Elizabeth is the true hero of faith here. Elizabeth “loves on” Mary like a mother hen. She throws open her heart, filled by the Holy Spirit, as she throws open her arms around her cousin. Elizabeth declares God’s blessing as a response to the judgment Mary received.
We all need someone to lead us back from despair. That person that brought you back to joy. The person that listened to you, loved on you, enabled you to step back and take the long view – to see the bigger picture perspective of your life? When grief takes one arm to become a constant companion, we give thanks for those that take hold of the other, to walk alongside us, hold us up and walk us and our grief, towards joy again. Elizabeth does that for Mary. In the six verses we read today of Mary’s arrival, Mary is strangely silent. She has plenty to say to the angel, and next week we’ll hear her declare her faith again, but in her reality of rejection and fear she is silent. She only learns to sing again because of Elizabeth’s joy. She is reminded of her place in the family of all things, in the integral story of faith.

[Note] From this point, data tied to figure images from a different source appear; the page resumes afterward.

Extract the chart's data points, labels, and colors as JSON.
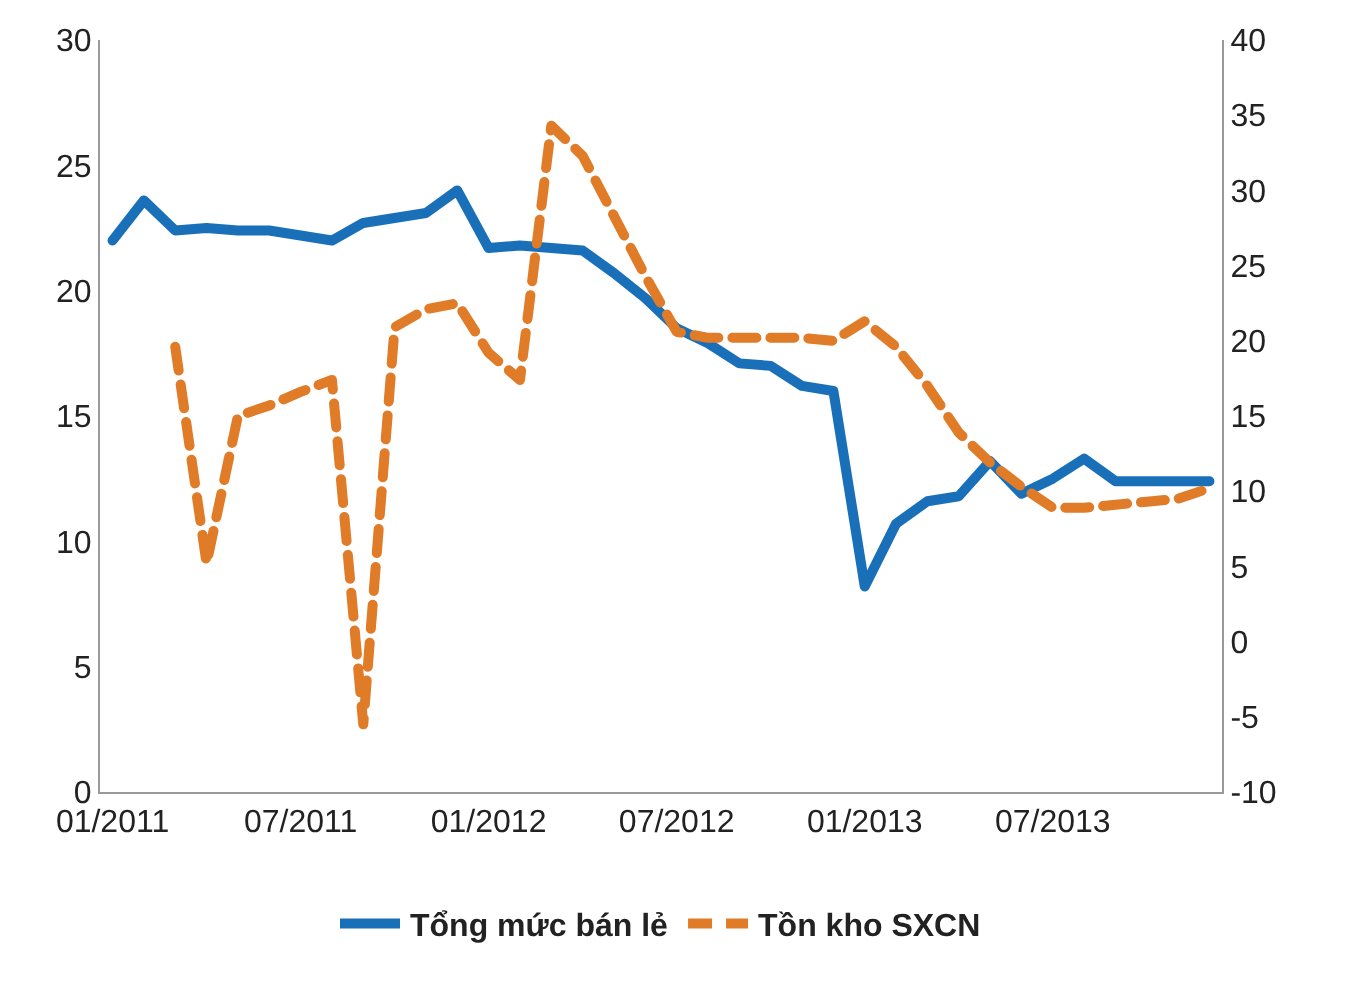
{
  "chart_data": {
    "type": "line",
    "categories": [
      "01/2011",
      null,
      null,
      null,
      null,
      null,
      "07/2011",
      null,
      null,
      null,
      null,
      null,
      "01/2012",
      null,
      null,
      null,
      null,
      null,
      "07/2012",
      null,
      null,
      null,
      null,
      null,
      "01/2013",
      null,
      null,
      null,
      null,
      null,
      "07/2013",
      null,
      null,
      null,
      null,
      null
    ],
    "series": [
      {
        "name": "Tổng mức bán lẻ",
        "color": "#1a70b8",
        "line_style": "solid",
        "values": [
          22.0,
          23.6,
          22.4,
          22.5,
          22.4,
          22.4,
          22.2,
          22.0,
          22.7,
          22.9,
          23.1,
          24.0,
          21.7,
          21.8,
          21.7,
          21.6,
          20.7,
          19.7,
          18.5,
          17.9,
          17.1,
          17.0,
          16.2,
          16.0,
          8.2,
          10.7,
          11.6,
          11.8,
          13.2,
          11.9,
          12.5,
          13.3,
          12.4,
          12.4,
          12.4,
          12.4
        ]
      },
      {
        "name": "Tồn kho SXCN",
        "color": "#e07b28",
        "line_style": "dashed",
        "axis": "y2",
        "values": [
          null,
          null,
          19.6,
          5.2,
          15.0,
          15.7,
          16.6,
          17.4,
          -5.5,
          20.9,
          22.1,
          22.5,
          19.2,
          17.4,
          34.3,
          32.3,
          28.3,
          24.3,
          20.6,
          20.2,
          20.2,
          20.2,
          20.2,
          20.0,
          21.3,
          19.6,
          17.0,
          13.9,
          11.9,
          10.3,
          8.9,
          8.9,
          9.1,
          9.3,
          9.5,
          10.2
        ]
      }
    ],
    "ylim": [
      0,
      30
    ],
    "yticks": [
      0,
      5,
      10,
      15,
      20,
      25,
      30
    ],
    "y2lim": [
      -10,
      40
    ],
    "y2ticks": [
      -10,
      -5,
      0,
      5,
      10,
      15,
      20,
      25,
      30,
      35,
      40
    ],
    "legend": "bottom",
    "marker": "none"
  }
}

And so in this Christmas time, give thanks for those that walk alongside you. Give thanks for those who listened and comforted, give thanks for they were secretly changing you. Teaching you. Of how to bring joy to others’ lives. For we are called to share this journey from despair to joy together. It may not happen as quickly as six short verses, but it will happen. This is the power and promise of Christmas, the blessing of hope that comes with the advent of God. As poet Mary Oliver reminds us:

Wild Geese
You do not have to be good.
You do not have to walk on your knees
for a hundred miles through the desert, repenting.
You only have to let the soft animal of your body
love what it loves.
Tell me about despair, yours, and I will tell you mine.

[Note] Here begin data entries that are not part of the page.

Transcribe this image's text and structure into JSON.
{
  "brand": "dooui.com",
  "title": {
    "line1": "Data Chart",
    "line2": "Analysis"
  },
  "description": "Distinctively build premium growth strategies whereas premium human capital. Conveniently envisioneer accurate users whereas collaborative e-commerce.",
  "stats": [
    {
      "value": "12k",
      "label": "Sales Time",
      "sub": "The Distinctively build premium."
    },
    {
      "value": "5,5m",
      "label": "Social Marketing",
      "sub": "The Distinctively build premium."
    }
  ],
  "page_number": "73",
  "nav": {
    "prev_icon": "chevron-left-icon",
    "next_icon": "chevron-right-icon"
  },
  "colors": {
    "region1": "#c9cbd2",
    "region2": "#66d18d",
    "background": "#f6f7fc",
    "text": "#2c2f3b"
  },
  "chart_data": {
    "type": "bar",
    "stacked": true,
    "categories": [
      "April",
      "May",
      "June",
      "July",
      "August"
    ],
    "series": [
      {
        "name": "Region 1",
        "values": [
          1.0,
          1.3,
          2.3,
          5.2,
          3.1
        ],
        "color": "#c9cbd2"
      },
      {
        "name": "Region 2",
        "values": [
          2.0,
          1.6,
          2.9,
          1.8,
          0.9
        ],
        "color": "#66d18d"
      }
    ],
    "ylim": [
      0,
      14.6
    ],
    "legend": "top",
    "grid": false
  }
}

Meanwhile the world goes on.
Meanwhile the sun and the clear pebbles of the rain
are moving across the landscapes, over the prairies and the deep trees,
the mountains and the rivers.
Meanwhile the wild geese, high in the clean blue air,
are heading home again.
Whoever you are, no matter how lonely,
the world offers itself to your imagination,
calls to you like the wild geese, harsh and exciting– over and over announcing your place
in the family of things.

One Comment

  1. Anne created a beautiful setting with all the red poinsettas this morning. Several highlights for me were in song–the wonderful upbeat of “Somebody Build a Manger” with the four singers and a special postlude from Alison. Thank you all–so many contribute to making it all happen.